The case has raised awareness of serious harm to around 230,000 of the most disadvantaged children in New Zealand. Unfortunately the damage continues and is tragic for the families and our society. It is shameful that policies that contravene treaties that New Zealand is signatory to, like United Nations Convention on the Rights of the Child (UNCROC) can be ignored by policymakers, with the courts not yet prepared to hold them to account. It is clear that the IWTC is a payment for children to alleviate poverty that is denied to the poorest children and this falls foul of our international and domestic human rights obligations.
The politicians will no longer be able to sidestep questions on the IWTC by saying that it is still before the courts and this issue will clearly be one for the 2014 election.
Frances Joychild, QC, replaced Cathy Rogers under funding from OHRP for the High Court hearing. Frances Joychild and Jenny Ryan are representing CPAG for the Court of Appeal hearing.

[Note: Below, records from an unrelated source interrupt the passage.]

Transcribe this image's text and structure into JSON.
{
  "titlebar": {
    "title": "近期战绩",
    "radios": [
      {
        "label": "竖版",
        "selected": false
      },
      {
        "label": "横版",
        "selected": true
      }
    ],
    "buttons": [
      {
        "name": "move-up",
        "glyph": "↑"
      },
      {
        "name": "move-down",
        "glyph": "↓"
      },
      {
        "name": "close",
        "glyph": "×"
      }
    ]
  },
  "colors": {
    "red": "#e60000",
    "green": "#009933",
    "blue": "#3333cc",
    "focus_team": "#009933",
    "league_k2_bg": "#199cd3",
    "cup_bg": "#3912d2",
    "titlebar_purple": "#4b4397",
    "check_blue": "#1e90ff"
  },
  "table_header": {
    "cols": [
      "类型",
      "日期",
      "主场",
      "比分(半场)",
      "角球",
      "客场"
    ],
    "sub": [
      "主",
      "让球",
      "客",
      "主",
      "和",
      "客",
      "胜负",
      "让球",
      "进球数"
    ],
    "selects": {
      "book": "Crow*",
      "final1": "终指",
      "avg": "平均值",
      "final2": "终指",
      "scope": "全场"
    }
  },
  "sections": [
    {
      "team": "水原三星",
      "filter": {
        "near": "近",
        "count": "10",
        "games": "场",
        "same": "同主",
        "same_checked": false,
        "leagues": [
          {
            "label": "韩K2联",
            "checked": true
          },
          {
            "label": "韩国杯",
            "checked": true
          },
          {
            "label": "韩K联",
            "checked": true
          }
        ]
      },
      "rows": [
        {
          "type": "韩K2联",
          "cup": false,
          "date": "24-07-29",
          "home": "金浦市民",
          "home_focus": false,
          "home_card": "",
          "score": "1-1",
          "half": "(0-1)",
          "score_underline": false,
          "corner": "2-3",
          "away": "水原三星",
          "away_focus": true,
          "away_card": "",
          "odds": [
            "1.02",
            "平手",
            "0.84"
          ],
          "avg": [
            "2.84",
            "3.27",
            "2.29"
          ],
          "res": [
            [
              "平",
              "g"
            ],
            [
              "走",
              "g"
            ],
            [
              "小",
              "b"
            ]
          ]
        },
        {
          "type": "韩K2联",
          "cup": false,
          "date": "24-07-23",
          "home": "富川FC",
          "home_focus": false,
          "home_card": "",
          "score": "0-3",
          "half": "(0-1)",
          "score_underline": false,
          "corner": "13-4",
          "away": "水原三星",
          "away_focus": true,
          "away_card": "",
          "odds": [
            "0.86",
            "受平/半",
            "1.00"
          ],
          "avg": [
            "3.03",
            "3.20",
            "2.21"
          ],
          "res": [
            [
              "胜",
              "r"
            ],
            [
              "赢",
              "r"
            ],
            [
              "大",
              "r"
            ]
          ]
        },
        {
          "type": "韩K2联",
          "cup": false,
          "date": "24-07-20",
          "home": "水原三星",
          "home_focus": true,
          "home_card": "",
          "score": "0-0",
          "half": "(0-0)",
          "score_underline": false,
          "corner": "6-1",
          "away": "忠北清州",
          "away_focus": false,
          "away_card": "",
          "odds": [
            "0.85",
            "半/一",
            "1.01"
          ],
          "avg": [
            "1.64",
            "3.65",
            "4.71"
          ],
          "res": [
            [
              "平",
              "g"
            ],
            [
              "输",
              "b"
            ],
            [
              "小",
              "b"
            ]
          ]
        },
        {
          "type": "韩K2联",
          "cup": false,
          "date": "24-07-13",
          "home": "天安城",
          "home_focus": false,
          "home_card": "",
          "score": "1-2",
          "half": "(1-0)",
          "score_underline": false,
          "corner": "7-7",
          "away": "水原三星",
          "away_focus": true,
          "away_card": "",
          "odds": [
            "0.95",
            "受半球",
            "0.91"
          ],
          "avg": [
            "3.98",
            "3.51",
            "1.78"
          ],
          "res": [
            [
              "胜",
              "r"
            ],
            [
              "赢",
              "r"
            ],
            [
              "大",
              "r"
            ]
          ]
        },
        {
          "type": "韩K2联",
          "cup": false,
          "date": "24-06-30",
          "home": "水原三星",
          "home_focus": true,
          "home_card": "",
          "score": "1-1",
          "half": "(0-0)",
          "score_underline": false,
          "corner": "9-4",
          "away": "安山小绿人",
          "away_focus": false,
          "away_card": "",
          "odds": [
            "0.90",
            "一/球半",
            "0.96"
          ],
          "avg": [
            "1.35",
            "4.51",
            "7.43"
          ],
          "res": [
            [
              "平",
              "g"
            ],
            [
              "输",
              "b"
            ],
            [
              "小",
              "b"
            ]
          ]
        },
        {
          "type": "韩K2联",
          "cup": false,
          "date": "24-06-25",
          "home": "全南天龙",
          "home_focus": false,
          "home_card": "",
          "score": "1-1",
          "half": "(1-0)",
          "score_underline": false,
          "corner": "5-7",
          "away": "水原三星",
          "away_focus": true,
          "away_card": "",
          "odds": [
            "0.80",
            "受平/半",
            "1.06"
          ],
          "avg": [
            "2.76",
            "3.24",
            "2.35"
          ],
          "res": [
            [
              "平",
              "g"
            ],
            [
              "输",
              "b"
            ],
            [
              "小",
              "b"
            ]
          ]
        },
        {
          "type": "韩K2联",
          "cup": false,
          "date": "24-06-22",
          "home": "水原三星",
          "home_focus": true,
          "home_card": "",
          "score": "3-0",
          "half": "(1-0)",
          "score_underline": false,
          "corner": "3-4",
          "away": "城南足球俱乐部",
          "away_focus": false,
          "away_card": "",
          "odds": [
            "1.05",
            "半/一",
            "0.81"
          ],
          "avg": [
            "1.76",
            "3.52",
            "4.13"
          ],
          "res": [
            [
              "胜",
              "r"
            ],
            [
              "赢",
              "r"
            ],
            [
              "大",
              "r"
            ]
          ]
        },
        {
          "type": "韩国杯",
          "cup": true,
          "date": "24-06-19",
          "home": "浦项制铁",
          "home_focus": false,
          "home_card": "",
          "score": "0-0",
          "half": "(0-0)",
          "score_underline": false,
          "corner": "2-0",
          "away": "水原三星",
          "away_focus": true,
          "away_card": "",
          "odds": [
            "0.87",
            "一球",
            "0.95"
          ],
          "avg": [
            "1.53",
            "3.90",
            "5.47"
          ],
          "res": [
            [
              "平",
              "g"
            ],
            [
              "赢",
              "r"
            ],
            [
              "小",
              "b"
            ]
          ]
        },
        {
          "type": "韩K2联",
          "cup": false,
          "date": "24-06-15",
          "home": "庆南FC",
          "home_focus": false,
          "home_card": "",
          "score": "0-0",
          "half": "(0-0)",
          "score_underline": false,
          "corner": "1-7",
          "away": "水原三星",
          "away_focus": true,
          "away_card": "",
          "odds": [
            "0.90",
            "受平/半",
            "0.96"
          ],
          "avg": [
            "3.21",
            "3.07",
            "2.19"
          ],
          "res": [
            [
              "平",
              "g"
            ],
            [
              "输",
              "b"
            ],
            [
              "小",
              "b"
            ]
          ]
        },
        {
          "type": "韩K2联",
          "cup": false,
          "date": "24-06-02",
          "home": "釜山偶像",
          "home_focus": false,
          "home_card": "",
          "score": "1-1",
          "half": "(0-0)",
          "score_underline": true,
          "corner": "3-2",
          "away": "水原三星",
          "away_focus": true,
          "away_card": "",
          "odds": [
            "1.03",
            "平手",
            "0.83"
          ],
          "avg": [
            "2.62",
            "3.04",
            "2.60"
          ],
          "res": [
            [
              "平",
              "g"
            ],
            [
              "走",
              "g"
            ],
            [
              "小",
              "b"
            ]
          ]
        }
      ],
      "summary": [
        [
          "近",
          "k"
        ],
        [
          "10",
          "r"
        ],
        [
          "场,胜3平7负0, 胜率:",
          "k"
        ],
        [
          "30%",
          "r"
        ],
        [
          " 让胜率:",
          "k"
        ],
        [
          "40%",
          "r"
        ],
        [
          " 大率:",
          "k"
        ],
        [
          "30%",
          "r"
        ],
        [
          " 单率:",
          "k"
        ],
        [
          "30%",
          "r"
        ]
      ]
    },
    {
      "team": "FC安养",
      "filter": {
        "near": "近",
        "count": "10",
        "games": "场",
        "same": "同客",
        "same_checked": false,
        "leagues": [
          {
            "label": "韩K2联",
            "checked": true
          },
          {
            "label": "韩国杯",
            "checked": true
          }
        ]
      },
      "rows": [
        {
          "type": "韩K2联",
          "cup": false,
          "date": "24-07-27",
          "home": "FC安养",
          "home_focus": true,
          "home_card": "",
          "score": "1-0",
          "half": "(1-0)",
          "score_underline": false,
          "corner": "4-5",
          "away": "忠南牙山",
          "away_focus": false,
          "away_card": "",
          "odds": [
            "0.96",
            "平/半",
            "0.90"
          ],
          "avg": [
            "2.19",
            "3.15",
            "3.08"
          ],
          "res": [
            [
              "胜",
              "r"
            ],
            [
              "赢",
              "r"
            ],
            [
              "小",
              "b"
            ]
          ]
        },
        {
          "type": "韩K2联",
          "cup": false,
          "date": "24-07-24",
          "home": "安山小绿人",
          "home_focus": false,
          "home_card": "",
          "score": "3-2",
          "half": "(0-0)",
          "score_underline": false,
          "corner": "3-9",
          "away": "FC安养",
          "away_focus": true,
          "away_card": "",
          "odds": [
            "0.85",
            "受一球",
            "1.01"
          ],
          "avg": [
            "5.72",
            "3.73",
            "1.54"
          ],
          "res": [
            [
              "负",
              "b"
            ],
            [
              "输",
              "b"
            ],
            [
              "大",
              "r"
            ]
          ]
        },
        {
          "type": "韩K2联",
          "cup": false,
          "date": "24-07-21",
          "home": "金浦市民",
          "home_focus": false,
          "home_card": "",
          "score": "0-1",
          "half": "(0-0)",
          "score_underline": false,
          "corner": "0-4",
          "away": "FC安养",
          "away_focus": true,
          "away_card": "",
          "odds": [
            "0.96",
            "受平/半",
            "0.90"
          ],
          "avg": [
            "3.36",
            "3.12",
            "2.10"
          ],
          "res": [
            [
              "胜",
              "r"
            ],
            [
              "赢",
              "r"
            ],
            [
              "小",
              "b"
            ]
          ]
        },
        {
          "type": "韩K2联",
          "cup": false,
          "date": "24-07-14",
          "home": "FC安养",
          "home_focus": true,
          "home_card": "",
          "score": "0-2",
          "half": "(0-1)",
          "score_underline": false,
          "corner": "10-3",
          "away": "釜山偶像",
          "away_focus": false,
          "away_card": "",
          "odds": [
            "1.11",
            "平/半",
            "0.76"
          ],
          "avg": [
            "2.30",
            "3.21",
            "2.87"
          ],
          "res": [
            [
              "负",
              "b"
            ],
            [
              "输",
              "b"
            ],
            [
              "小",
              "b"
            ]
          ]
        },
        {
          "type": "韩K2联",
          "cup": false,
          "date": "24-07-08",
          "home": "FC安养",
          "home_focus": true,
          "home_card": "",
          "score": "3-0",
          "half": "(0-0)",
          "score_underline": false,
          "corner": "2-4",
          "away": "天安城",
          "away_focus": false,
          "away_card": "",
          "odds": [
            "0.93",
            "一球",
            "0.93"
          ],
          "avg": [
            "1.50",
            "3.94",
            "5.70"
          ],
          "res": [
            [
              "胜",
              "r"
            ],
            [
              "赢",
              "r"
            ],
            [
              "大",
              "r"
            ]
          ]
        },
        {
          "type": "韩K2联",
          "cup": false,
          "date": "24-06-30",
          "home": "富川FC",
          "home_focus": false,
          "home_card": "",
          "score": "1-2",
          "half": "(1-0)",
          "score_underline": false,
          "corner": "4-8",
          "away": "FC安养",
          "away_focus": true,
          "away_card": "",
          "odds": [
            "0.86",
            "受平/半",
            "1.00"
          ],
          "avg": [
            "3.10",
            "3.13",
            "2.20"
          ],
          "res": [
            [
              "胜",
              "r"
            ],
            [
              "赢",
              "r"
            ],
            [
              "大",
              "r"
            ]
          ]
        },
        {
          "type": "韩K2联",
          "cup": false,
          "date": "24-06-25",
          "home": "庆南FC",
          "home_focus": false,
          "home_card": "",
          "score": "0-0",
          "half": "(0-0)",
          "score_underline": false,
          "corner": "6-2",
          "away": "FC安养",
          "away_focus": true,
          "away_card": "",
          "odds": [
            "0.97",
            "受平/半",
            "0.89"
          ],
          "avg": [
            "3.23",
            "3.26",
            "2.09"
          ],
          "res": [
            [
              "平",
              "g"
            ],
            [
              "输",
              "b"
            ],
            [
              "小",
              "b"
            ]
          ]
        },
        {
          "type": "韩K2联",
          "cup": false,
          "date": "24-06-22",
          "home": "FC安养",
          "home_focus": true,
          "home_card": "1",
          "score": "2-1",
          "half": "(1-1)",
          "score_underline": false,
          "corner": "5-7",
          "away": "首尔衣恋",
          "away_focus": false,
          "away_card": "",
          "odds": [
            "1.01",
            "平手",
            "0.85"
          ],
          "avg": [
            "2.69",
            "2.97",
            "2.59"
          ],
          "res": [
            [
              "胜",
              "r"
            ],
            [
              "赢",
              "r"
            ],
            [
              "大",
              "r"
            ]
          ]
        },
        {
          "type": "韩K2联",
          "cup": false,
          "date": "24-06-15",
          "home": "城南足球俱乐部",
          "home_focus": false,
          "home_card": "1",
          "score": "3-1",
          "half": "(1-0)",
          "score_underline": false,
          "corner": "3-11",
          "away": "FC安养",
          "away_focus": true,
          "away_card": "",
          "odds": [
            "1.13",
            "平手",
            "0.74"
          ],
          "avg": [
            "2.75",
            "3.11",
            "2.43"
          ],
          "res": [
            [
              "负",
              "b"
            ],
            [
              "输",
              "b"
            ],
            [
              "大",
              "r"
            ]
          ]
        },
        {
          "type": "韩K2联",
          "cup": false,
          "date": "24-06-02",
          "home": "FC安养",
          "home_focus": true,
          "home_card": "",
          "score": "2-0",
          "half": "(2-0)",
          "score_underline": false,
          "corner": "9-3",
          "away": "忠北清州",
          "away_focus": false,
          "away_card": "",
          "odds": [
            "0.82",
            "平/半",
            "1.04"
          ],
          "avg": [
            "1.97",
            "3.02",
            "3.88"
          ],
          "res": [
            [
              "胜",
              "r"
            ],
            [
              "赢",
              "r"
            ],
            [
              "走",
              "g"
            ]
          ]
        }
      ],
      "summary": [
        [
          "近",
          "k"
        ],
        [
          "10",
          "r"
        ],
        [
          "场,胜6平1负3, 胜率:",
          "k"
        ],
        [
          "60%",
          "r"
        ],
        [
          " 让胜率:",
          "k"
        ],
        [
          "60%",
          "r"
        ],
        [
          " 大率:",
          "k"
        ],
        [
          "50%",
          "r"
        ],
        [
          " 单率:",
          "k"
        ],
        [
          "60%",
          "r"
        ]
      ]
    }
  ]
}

CPAG wishes to thank each for their exemplary work on this important case. The OHRP has continued to fund Jenny's work. CPAG and its supporters have raised money to pay for the services of Frances Joychild QC, but acknowledge gratefully her additional pro bono contributions
[i] The record of the Tribunal proceedings in 2008 amounts to nearly 10,000 pages. This includes 21 statements of evidence (totaling over 300 pages), which refer to more than 250 documents (totaling nearly 8,000 pages) and a transcript of over 1,000 pages, which was produced contemporaneously at the hearing.
[ii] Following the Tribunal’s decision, CPAG filed an appeal in the High Court. As the appeal was inadvertently filed several days late, CPAG needed to seek leave to appeal out of time. In 2009, the Court granted this application and the appeal was set down for hearing in 2010. However, in mid-2010, the Crown sought to recall the Court’s decision allowing the appeal to proceed (on the basis of a later Court of Appeal decision). The hearing date had to be abandoned while this issue was considered by the Court. In late 2010, the Court rejected the Crown’s recall application, which meant that the appeal could proceed.